As the bard said “And most dear actors, eat no onions nor garlic, for we are to utter sweet breath.”

One is certain that the prime minster of a neighbouring nation did not have the words of the bard in mind while thinking aloud sometime ago in the National Capital about the absence of onion in her kitchen ever since the nation she was visiting stopped the export of the vegetable which “true friends chop and cry together”.

But in doing so she touched a familiar chord in the hearts of the citizens of this nation with whom the relations of her country despite the ban on onion exports are on an even keel till date.

As soon as the onion is banished from the kitchen, culinary pleasures fly out with it. Its presence lends colour and enchantment to the most modest dish; its absence reduces the most delicious of dishes to insipidity, and dinner to despair.

There are many on both sides of the border who will breathe sighs of despair at its disappearance as only “onions can make heirs and widows weep”. Indeed, life is an onion, you peel it year by year and sometimes cry.

Though no longer the second city of an empire on which the sun never set, Kolkata, nonetheless retains the culinary taste of the Brits which is alive and kicking long after they have for their own shores.

One can hazard a guess if the chefs of the city have across this gem from author and editor, Maggie Waldron who said “ It’s probably illegal to make, soups, stews and casserole without plenty of onions”.

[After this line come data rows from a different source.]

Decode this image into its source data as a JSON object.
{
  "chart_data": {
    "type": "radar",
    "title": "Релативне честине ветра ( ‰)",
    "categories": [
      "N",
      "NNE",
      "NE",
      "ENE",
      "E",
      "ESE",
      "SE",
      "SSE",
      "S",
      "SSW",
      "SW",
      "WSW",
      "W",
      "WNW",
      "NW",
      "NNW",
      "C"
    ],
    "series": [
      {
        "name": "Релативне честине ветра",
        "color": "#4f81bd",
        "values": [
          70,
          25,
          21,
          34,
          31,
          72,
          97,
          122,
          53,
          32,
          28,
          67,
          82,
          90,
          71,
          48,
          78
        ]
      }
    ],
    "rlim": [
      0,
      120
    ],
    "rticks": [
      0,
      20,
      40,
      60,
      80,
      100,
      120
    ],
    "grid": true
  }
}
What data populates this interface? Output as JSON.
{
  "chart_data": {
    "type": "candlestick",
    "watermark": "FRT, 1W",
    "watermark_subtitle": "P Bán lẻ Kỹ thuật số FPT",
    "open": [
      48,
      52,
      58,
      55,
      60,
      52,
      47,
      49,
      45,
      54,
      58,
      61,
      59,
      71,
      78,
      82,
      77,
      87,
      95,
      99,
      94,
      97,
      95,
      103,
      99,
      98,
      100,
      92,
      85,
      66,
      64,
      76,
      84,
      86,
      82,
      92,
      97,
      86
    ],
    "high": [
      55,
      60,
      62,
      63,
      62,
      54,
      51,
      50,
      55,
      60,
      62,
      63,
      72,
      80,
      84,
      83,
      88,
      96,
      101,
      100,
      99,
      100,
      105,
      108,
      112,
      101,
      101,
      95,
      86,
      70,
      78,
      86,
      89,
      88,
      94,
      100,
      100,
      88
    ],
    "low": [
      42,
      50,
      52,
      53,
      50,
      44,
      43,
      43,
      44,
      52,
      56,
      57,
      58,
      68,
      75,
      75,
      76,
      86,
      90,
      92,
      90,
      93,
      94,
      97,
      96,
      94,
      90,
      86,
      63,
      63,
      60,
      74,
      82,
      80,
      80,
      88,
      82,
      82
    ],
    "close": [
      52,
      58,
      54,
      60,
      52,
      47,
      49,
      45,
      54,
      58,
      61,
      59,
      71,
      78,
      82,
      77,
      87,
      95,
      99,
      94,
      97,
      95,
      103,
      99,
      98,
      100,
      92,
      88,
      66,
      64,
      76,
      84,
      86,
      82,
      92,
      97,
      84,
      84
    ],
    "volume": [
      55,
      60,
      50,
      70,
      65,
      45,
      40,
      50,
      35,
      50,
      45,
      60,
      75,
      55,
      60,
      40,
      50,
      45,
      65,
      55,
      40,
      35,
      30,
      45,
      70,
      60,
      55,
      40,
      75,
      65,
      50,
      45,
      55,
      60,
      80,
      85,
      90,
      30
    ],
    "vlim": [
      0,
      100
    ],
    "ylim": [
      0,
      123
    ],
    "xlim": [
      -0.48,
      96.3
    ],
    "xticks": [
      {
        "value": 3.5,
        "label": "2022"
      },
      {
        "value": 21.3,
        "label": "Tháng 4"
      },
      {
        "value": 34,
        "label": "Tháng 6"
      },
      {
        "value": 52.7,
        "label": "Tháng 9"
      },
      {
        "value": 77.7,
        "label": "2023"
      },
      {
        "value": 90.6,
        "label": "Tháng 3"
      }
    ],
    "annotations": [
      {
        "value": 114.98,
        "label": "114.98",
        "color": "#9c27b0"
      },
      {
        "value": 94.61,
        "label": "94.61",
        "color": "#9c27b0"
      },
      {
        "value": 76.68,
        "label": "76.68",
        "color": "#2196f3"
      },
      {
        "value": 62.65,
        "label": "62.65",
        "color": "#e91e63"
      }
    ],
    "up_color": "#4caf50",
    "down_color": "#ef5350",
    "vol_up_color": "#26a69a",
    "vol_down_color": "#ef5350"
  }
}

And onions are required in no small measure be it a curry or a cutlet in a city which still swears by Raj cuisine as well as its own, which demands onions in plenty. It is not a coincidence that the onion prices are the highest in this state.

But that does not improve the situation even as the powers that be should keep in mind that it was shooting up of onion prices was one of the reasons of returning to power of a Prime Minister who was voted out of office after committing the worst excesses in the garb of Emergency. An onion can make people cry, but there has never been a vegetable which can make people laugh.